For the past three years, Manny Gomez has been the acting City Manager of Hobbs following the retirement of J.J. Murphy. On Monday, April 19, the Hobbs City Commission voted unanimously to appoint Gomez as the official City Manager based on his dedicated service and his vision for the community.
“It is an honor to be entrusted with this new opportunity,” Gomez told the Lea County Tribune. He describes how he began his public service career as a firefighter in 1985 because he wanted to “help people and make a positive difference,” and in the time since then, he’s learned that “you can help people and make a positive difference in any public servant capacity.”
Becoming city manager and presiding over the entire municipal organization of Hobbs gives Gomez the ability to make a profound impact on the community. “I am very grateful,” he exudes.
Gomez views the City’s response to the twin challenges of COVID-19 and the downturn in oil and gas as a “confident one,” and has clear goals on where he would like to see the City in five years. Gomez aims to create a “a developed, implemented and funded comprehensive plan that addresses all of our critical infrastructure sectors” to boost the City’s future resilience.

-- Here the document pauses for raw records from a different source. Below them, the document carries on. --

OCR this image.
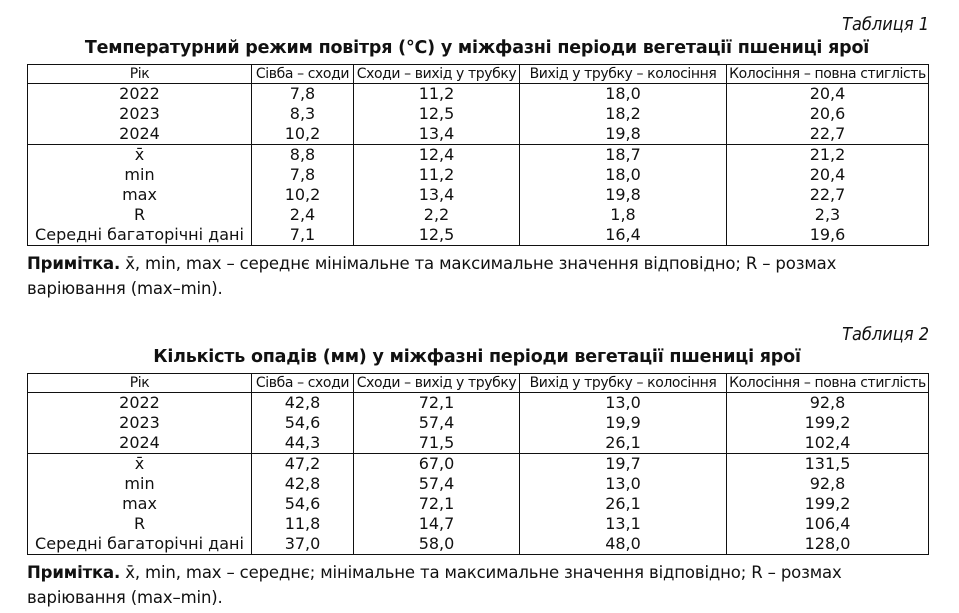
Таблиця 1
Температурний режим повітря (°С) у міжфазні періоди вегетації пшениці ярої
Рік	Сівба – сходи	Сходи – вихід у трубку	Вихід у трубку – колосіння	Колосіння – повна стиглість
2022	7,8	11,2	18,0	20,4
2023	8,3	12,5	18,2	20,6
2024	10,2	13,4	19,8	22,7
x̄	8,8	12,4	18,7	21,2
min	7,8	11,2	18,0	20,4
max	10,2	13,4	19,8	22,7
R	2,4	2,2	1,8	2,3
Середні багаторічні дані	7,1	12,5	16,4	19,6
Примітка. x̄, min, max – середнє мінімальне та максимальне значення відповідно; R – розмах варіювання (max–min).
Таблиця 2
Кількість опадів (мм) у міжфазні періоди вегетації пшениці ярої
Рік	Сівба – сходи	Сходи – вихід у трубку	Вихід у трубку – колосіння	Колосіння – повна стиглість
2022	42,8	72,1	13,0	92,8
2023	54,6	57,4	19,9	199,2
2024	44,3	71,5	26,1	102,4
x̄	47,2	67,0	19,7	131,5
min	42,8	57,4	13,0	92,8
max	54,6	72,1	26,1	199,2
R	11,8	14,7	13,1	106,4
Середні багаторічні дані	37,0	58,0	48,0	128,0
Примітка. x̄, min, max – середнє; мінімальне та максимальне значення відповідно; R – розмах варіювання (max–min).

Organizational cooperation is a key factor in Gomez’s vision to tackle existing structural and systemic problems. As such, he would like to see “all levels of government working together and being proactive to address depleted infrastructure and institutionalized racism.”
Fostering forward-thinking in the City’s officials and personnel will help resolve additional issues and create a more robust community, Gomez believes. A third goal of his is “to have people in positions of power recognize the past mistakes of inaction and understand we cannot [wait to] solve our problems until the worst is already here.”
Declaring 2020 to be an “historic year,” Gomez sees several challenges facing Hobbs. Among the greatest challenges is the need to recover from the pandemic and the ongoing state mandates, which Gomez intends to be as proactive as possible about. “The City of Hobbs knows our local businesses are hurting and we stand with them,” Gomez said. “Their success equals our success!”
A second major challenge Hobbs is contending with is employee burnout in the public and private sectors, Gomez shares. “It is a real systemic challenge, and we must develop tools to help. We can’t change overwork or low pay easily, but we can change levels of belonging and social support.”
In line with the need to provide support to employees, Gomez views the City’s people as its greatest asset. “The City of Hobbs organization and our citizens are more adaptable than one might realize,” Gomez said, citing the community’s demonstrated resiliency in both its personal and professional life. “The fact that our community is still standing, and leaders continue working in order to guide our community through a pandemic coupled with economic downturn is a testament to that resiliency.
“It is our citizens who continue to charge forward, together, through whatever challenges or opportunities lie ahead,” Gomez concluded.